TANGERANG, KOMPAS.com - Camat Teluknaga, Kurnia menjelaskan, konflik yang menyebabkan rumah doa jemaat Persekutuan Oikoumene Umat Kristen (POUK) Tesalonika, Kabupaten Tangerang, disegel karena perubahan fungsi bangunan yang digunakan untuk kegiatan ibadah.
Awalnya, izin bangunan tersebut digunakan kegiatan yayasan. Namun, justru berubah jadi tempat ibadah.
"Permasalahan diawali dari penggunaan sebuah tempat yang awalnya disampaikan oleh pihak POUK untuk peruntukan kegiatan yayasan,” ujar Kurnia saat dikonfirmasi Kompas.com, Minggu (5/4/2026).
Baca juga: Penyegelan Rumah Doa Jemaat POUK di Teluknaga Dipicu Masalah Perizinan
Kondisi itu pun memicu amarah warga lantaran tidak sesuai dengan peruntukan awal, begitupula dengan syarat untuk bangun rumah doa POUK yang dianggap belum lengkap.
Untuk menghindari bentrokan, ia kemudian menawarkan penggunaan aula kantor bersama sebagai tempat ibadah sementara sembari menunggu proses perizinan.
Namun, aktivitas ibadah disebut masih berlangsung di lokasi awal setelah kesepakatan itu dibuat.
"Sehingga kembali menimbulkan dinamika di tengah masyarakat dan tokoh agama," jelas Kurnia.
Meskipun begitu, Kurnia menegaskan, pemerintah tidak melarang kegiatan ibadah.
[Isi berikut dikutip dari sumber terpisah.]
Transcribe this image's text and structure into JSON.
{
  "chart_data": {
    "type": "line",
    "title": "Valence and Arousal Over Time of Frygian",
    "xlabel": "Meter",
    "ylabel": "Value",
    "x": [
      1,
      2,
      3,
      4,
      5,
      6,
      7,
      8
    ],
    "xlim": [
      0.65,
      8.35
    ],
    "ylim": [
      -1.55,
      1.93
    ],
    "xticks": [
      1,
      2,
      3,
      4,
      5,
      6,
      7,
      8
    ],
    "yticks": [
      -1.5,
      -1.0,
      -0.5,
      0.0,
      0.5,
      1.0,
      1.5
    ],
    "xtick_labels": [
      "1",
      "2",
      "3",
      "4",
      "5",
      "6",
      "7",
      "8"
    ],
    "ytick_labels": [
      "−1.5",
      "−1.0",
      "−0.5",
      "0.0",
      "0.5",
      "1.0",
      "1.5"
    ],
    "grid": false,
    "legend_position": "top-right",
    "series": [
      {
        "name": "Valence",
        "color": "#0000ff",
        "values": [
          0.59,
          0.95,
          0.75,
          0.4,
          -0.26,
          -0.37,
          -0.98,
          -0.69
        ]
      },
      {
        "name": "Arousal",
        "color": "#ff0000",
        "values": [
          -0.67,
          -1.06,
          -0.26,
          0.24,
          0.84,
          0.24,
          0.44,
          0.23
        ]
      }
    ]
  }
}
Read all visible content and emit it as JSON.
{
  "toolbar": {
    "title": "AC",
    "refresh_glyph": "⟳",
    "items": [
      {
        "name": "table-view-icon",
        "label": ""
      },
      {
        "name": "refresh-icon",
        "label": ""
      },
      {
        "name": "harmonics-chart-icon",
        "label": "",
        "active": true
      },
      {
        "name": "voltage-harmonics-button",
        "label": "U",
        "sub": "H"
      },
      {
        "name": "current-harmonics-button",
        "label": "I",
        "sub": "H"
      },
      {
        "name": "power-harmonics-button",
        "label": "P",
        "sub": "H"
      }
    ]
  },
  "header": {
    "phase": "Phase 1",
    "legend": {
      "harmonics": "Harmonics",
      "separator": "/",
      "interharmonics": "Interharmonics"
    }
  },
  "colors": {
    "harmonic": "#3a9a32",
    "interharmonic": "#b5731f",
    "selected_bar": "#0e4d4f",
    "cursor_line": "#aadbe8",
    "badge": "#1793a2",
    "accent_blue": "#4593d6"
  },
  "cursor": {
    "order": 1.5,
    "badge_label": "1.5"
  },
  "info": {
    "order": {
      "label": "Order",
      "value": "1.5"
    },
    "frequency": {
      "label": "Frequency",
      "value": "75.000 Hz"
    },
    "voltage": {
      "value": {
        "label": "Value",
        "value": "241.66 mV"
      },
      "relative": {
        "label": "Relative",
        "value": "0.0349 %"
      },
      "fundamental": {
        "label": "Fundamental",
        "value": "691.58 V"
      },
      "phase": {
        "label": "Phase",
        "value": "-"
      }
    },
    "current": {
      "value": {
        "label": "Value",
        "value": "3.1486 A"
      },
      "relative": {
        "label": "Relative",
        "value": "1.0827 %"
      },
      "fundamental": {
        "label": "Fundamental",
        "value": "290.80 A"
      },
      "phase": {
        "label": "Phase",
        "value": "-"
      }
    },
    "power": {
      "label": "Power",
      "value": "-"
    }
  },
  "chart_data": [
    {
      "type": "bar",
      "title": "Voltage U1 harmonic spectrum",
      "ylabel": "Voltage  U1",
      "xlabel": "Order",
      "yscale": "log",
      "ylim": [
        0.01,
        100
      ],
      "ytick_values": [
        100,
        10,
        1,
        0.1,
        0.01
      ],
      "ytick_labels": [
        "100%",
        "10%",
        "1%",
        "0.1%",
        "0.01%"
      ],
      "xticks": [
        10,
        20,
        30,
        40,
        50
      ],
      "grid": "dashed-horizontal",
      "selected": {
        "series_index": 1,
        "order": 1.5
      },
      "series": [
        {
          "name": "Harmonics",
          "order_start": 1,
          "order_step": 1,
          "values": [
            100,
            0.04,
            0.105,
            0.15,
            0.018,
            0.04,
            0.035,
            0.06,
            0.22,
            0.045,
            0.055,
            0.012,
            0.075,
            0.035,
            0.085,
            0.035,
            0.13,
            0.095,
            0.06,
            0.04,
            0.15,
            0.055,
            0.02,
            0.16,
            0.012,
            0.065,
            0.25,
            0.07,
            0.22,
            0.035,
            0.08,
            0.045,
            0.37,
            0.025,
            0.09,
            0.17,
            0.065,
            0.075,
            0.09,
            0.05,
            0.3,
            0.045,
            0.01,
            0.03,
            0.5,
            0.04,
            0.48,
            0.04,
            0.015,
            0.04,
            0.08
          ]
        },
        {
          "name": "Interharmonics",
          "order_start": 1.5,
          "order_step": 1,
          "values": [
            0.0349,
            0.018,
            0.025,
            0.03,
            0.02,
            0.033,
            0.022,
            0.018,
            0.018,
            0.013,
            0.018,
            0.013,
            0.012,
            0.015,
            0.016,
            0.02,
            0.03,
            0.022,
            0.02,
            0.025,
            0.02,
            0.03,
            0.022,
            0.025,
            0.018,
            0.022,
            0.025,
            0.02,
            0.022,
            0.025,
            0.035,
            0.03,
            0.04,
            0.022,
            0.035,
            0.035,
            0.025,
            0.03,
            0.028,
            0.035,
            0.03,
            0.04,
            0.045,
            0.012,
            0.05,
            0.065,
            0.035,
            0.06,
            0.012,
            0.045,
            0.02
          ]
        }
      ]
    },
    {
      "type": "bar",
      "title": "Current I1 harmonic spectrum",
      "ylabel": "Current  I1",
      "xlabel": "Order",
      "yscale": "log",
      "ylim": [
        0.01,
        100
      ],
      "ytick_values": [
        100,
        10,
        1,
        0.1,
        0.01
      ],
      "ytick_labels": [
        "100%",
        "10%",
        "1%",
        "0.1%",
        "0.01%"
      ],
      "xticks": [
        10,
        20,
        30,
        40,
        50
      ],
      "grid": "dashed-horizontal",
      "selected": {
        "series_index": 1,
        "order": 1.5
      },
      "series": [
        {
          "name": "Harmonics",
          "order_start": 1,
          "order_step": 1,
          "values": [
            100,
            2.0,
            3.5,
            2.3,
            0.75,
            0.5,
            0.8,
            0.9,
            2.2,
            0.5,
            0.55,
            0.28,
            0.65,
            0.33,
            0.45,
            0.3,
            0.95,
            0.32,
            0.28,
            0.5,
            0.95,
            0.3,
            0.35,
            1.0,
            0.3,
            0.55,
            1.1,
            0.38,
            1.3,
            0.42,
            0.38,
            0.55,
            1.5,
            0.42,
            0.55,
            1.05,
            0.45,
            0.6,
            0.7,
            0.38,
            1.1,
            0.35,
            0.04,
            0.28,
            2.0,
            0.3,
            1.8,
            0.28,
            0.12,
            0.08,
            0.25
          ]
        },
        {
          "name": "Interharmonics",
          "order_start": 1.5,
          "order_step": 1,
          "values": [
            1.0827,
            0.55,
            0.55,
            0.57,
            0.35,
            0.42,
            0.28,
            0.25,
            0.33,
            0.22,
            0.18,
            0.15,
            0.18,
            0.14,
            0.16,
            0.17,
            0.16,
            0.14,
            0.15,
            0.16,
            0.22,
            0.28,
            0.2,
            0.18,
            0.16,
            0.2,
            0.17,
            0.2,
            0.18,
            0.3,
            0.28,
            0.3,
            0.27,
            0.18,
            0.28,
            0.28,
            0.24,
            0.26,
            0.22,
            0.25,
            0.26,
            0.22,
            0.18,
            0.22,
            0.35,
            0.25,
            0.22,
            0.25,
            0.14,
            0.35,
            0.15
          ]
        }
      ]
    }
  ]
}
Namun, mereka meminta agar pemilik gedung mengikuti aturan yang berlaku dan memenuhi syarat perizinan Persetujuan Bangunan Gedung (PBG).
"Kami sebagai unsur pemerintah juga memfasilitasi jamaah POUK Thesalonika untuk menyambut perayaan Natal dan Perayaan Jumat Agung serta Paskah," kata dia.
Baca juga: Rumah Doa Jemaat POUK Tesalonika Disegel Satpol PP Tangerang
Kini, pihaknya masih membuka ruang dialog untuk menyelesaikan persoalan tersebut. Pemerintah juga mengimbau warga menjaga situasi tetap kondusif.
“Kami mengimbau masyarakat tetap menjaga kondusivitas dan mengedepankan musyawarah dalam penyelesaian persoalan,” kata dia.
Sebelumnya, rumah doa milik Jemaat POUK didatangi warga usai ibadah Jumat Agung, Jumat (3/4/2026).
Mereka datang secara tiba-tiba, usai waktu Shalat Jumat selesai, tepatnya pukul 12.30 WIB.